Porsches, Segways, and Payback
By Estevan Vega
What’s the first thing you think of when you think of being a published author? Is it the expense account? Is it the Porsche you think you’ll get based on your spot on the NYT Bestseller list? Well, if the published author that first comes to mind is James Patterson, then yes, what I mentioned is the kind of life I imagine he lives. Though, at his age, he’s probably not driving around in a fancy sports car but rather getting around via Segway. Sorry, James, if that is your real name.
You see, it’s all about façades. And that’s what the publishing industry has become, until now. The cover, the fake. Ever since we were toddlers, we were warned not to judge a book by its cover, but that’s the first thing we do, isn’t it? If there’s a cool preview for a movie, we’ll shell out the cash for it, even if said blockbuster sucks. The reason: the preview looked cool. But it’s a façade. And when we used to hear the word ‘author,’ it connoted perspectives of wealth and thoughts of voracious readers following your career. Oh, and that expense account, or that cruise to Cancun. But the life of an author has evolved into something radically different, and the even deeper change is coming.
Let’s rewind just ten years. The author’s life and the writing industry as a whole are quite stable. The obvious decline of printed book sales in recent years, however, particularly recent months, has staggered. No one might have believed that this change, this evolution in what we all once believed to be a secure industry, could suffer such a drastic shift. But it’s not complete suffering; it’s enduring. The book industry will change, is changing, and will evolve. In fact, in the last few months, I have grown more independent in my thoughts, and my opinions about pursuing an independent publishing career is shifting. There is a perspective of change blooming. And it’s mind-blowing. But you may or may not be ready for it.
Bookstores surely aren’t. Publishers aren’t either. But authors are.

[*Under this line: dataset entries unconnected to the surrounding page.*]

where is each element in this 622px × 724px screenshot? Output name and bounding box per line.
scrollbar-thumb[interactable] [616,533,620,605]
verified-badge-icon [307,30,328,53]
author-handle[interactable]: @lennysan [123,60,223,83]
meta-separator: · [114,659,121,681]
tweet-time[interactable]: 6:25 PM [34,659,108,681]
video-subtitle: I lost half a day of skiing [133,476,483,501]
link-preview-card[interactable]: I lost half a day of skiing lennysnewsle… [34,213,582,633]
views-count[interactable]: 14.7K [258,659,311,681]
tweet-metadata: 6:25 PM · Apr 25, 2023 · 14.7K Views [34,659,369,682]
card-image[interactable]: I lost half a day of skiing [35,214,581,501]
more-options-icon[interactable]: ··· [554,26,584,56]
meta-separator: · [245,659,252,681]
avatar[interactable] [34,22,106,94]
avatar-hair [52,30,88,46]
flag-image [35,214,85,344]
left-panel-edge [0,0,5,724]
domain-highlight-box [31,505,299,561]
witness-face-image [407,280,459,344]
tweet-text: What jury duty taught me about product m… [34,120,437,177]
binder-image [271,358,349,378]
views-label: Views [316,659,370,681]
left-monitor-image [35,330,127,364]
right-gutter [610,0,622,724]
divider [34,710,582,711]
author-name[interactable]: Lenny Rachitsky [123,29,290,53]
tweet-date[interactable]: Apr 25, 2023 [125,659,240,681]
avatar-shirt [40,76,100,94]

I’ve been writing now for more than ten years, and I’ve been published since 2004. With three novels under my belt and a recent collection of short stories self-released, I am still a far cry from that James Patterson segway account…excuse me, expense account. Unlike him, I didn’t rake in seventy million dollars last summer. Unlike him, I don’t have the millions of fans. But I don’t have to constantly win everyone’s approval either. I have discovered that being free from these traditional sharks, while scary, is also quite liberating. Now, before 2011, I believed I had made all the right moves. I wrote a good book. I had a creative edge. I knew my genre. I wrote the query letters. Self-promoted. Toured. I sold out at book stores. Conversed with directors and Hollywood producers. Booked my own rock show. I got myself a literary agent too. But after all that…care to know what happened? Nothing. A few bites on my ARSON series from major houses, but ultimately, nothing. The literary industry is evolving, and it’s evolving quicker than I ever imagined. Gone are the days where an author can write a good book and have it picked up by a publisher. The competition is fiercer and greedier than ever and the big houses are crapping bricks…and many authors are suffering.
Or are they? What if you could write whatever you wanted? What if you could give your book its own chance to succeed? What if you could stop begging for everyone’s approval and do exactly what it is you do: write? Wouldn’t that be liberating? Wouldn’t that free your mind?

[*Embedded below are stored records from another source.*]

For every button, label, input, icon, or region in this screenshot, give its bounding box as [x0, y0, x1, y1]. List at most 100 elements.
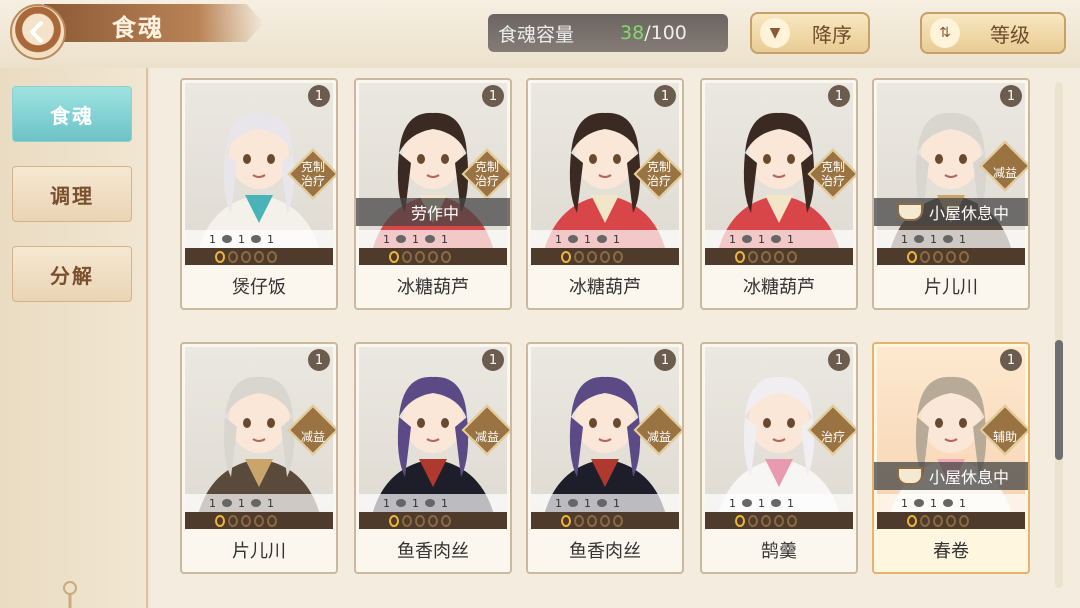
status-text: 小屋休息中	[928, 204, 1009, 223]
coin-icon	[742, 235, 752, 243]
stat-value: 1	[209, 496, 216, 510]
food-soul-card[interactable]: 1 减益 1 1 1 鱼香肉丝	[526, 342, 684, 574]
tab-food-souls[interactable]: 食魂	[12, 86, 132, 142]
stat-value: 1	[758, 232, 765, 246]
role-label: 克制 治疗	[820, 160, 845, 188]
tab-condition[interactable]: 调理	[12, 166, 132, 222]
stat-value: 1	[930, 496, 937, 510]
level-badge: 1	[654, 349, 676, 371]
star-icon	[959, 514, 969, 527]
level-badge: 1	[828, 349, 850, 371]
star-rating	[185, 248, 333, 265]
capacity-current: 38	[620, 22, 645, 44]
stat-value: 1	[383, 496, 390, 510]
star-icon	[228, 514, 238, 527]
food-soul-card[interactable]: 1 克制 治疗 1 1 1 煲仔饭	[180, 78, 338, 310]
character-name: 片儿川	[232, 541, 286, 562]
coin-icon	[222, 235, 232, 243]
cooking-pot-icon	[896, 467, 923, 485]
star-icon	[600, 514, 610, 527]
food-soul-card[interactable]: 1 治疗 1 1 1 鹄羹	[700, 342, 858, 574]
tab-label: 调理	[50, 183, 94, 208]
rabbit-icon	[771, 499, 781, 507]
back-button[interactable]	[10, 4, 66, 60]
role-label: 克制 治疗	[474, 160, 499, 188]
stat-value: 1	[441, 232, 448, 246]
stat-value: 1	[729, 496, 736, 510]
star-icon	[241, 250, 251, 263]
food-soul-card[interactable]: 1 减益 1 1 1 鱼香肉丝	[354, 342, 512, 574]
star-icon	[587, 250, 597, 263]
stat-value: 1	[613, 232, 620, 246]
star-rating	[359, 248, 507, 265]
star-icon	[215, 250, 225, 263]
status-text: 劳作中	[410, 204, 459, 223]
role-label: 减益	[646, 430, 671, 444]
star-icon	[215, 514, 225, 527]
tab-decompose[interactable]: 分解	[12, 246, 132, 302]
food-soul-card[interactable]: 1 减益 小屋休息中 1 1 1 片儿川	[872, 78, 1030, 310]
stat-value: 1	[901, 232, 908, 246]
stat-row: 1 1 1	[531, 230, 679, 248]
status-banner: 小屋休息中	[874, 198, 1028, 226]
role-label: 克制 治疗	[646, 160, 671, 188]
scrollbar[interactable]	[1055, 82, 1063, 588]
status-banner: 劳作中	[356, 198, 510, 226]
star-icon	[946, 250, 956, 263]
food-soul-card[interactable]: 1 克制 治疗 1 1 1 冰糖葫芦	[526, 78, 684, 310]
coin-icon	[914, 499, 924, 507]
food-soul-card[interactable]: 1 减益 1 1 1 片儿川	[180, 342, 338, 574]
star-icon	[241, 514, 251, 527]
star-rating	[531, 512, 679, 529]
sort-key-label: 等级	[990, 22, 1030, 47]
rabbit-icon	[251, 235, 261, 243]
star-rating	[877, 248, 1025, 265]
star-icon	[228, 250, 238, 263]
star-icon	[920, 514, 930, 527]
star-icon	[402, 250, 412, 263]
coin-icon	[742, 499, 752, 507]
rabbit-icon	[425, 499, 435, 507]
sort-order-label: 降序	[812, 22, 852, 47]
food-soul-card[interactable]: 1 克制 治疗 劳作中 1 1 1 冰糖葫芦	[354, 78, 512, 310]
star-icon	[613, 250, 623, 263]
level-badge: 1	[654, 85, 676, 107]
coin-icon	[568, 499, 578, 507]
star-icon	[428, 514, 438, 527]
stat-value: 1	[787, 232, 794, 246]
stat-value: 1	[383, 232, 390, 246]
coin-icon	[568, 235, 578, 243]
star-icon	[787, 514, 797, 527]
stat-value: 1	[729, 232, 736, 246]
food-soul-card[interactable]: 1 克制 治疗 1 1 1 冰糖葫芦	[700, 78, 858, 310]
coin-icon	[396, 499, 406, 507]
stat-row: 1 1 1	[359, 230, 507, 248]
character-name: 冰糖葫芦	[743, 277, 815, 298]
stat-value: 1	[412, 496, 419, 510]
stat-row: 1 1 1	[359, 494, 507, 512]
stat-value: 1	[555, 232, 562, 246]
scroll-thumb[interactable]	[1055, 340, 1063, 460]
level-badge: 1	[308, 85, 330, 107]
capacity-max: /100	[644, 22, 687, 44]
star-icon	[787, 250, 797, 263]
stat-row: 1 1 1	[705, 230, 853, 248]
sort-key-button[interactable]: ⇅ 等级	[920, 12, 1066, 54]
star-icon	[774, 514, 784, 527]
tab-label: 分解	[50, 263, 94, 288]
star-icon	[907, 250, 917, 263]
rabbit-icon	[425, 235, 435, 243]
star-rating	[877, 512, 1025, 529]
role-label: 减益	[992, 166, 1017, 180]
page-title: 食魂	[112, 14, 164, 42]
character-name: 鹄羹	[761, 541, 797, 562]
star-icon	[761, 250, 771, 263]
rabbit-icon	[943, 499, 953, 507]
rabbit-icon	[771, 235, 781, 243]
food-soul-card[interactable]: 1 辅助 小屋休息中 1 1 1 春卷	[872, 342, 1030, 574]
star-icon	[441, 514, 451, 527]
star-icon	[561, 514, 571, 527]
sort-order-button[interactable]: ▼ 降序	[750, 12, 870, 54]
stat-value: 1	[441, 496, 448, 510]
star-icon	[254, 514, 264, 527]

Well, for me, it’s been amazingly liberating and amazingly terrifying. It’s a new world out there. But we’re ready for it, because it allows for so much freedom. I can have a killer cover designed and have it look exactly the way I want it. Judgments allowed. But forget about what some uptight sales person thinks will sell, someone who will probably never get around to reading my work. I can hire my own personal editor. And I can upload my work to the internet free of charge. Isn’t it remarkable that I can control my own future as an author? I may not have that million dollar expense account, but not many do anyway. Much like there are only six major publishing houses that “control” the market, so there are very few big-name authors who control the consumption. Or at least, that’s how it used to be. WHEN COLORS BLEED is my latest experiment. My beginning. My evolution from traditional house suck-up to fed-up author with something to say. If you’re an author, forget about what the industry is telling you. Forget about their obsession with printed books. It’s hard, I know, because we’ve been force-fed it for years. You might not think you’re legit if you publish digitally, but you are. Forget about losing your faith because no one will take a shot on your book. There are many, many authors—dreamers—who are forging a new destiny, independently, and changing the future of the writing world.

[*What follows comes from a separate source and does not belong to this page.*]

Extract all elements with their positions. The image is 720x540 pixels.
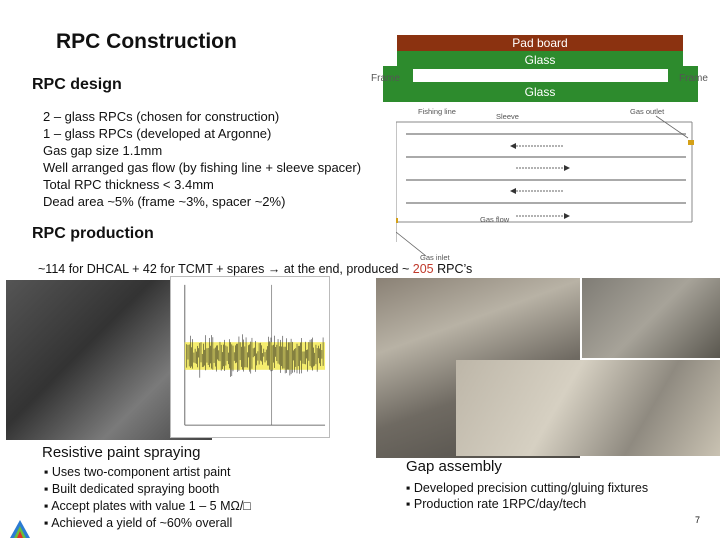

Pull your Porsches over…save the gas. And put your Segways in the garage. Because what might be offered here is not an opportunity to ride both, but to see past the future. Go ahead, drop $0.99, and read the collection of short stories in my new release WHEN COLORS BLEED, and when it’s all done, you be the judge. Tell me it’s not legit, not professional. Tell me it’s not real. Oh, and yeah, tell me the market isn’t changing. Now let’s watch the ripples spread.
Thanks, Estevan, for joining me on my blog. I always love to hear the different opinion about the changes in the literary world.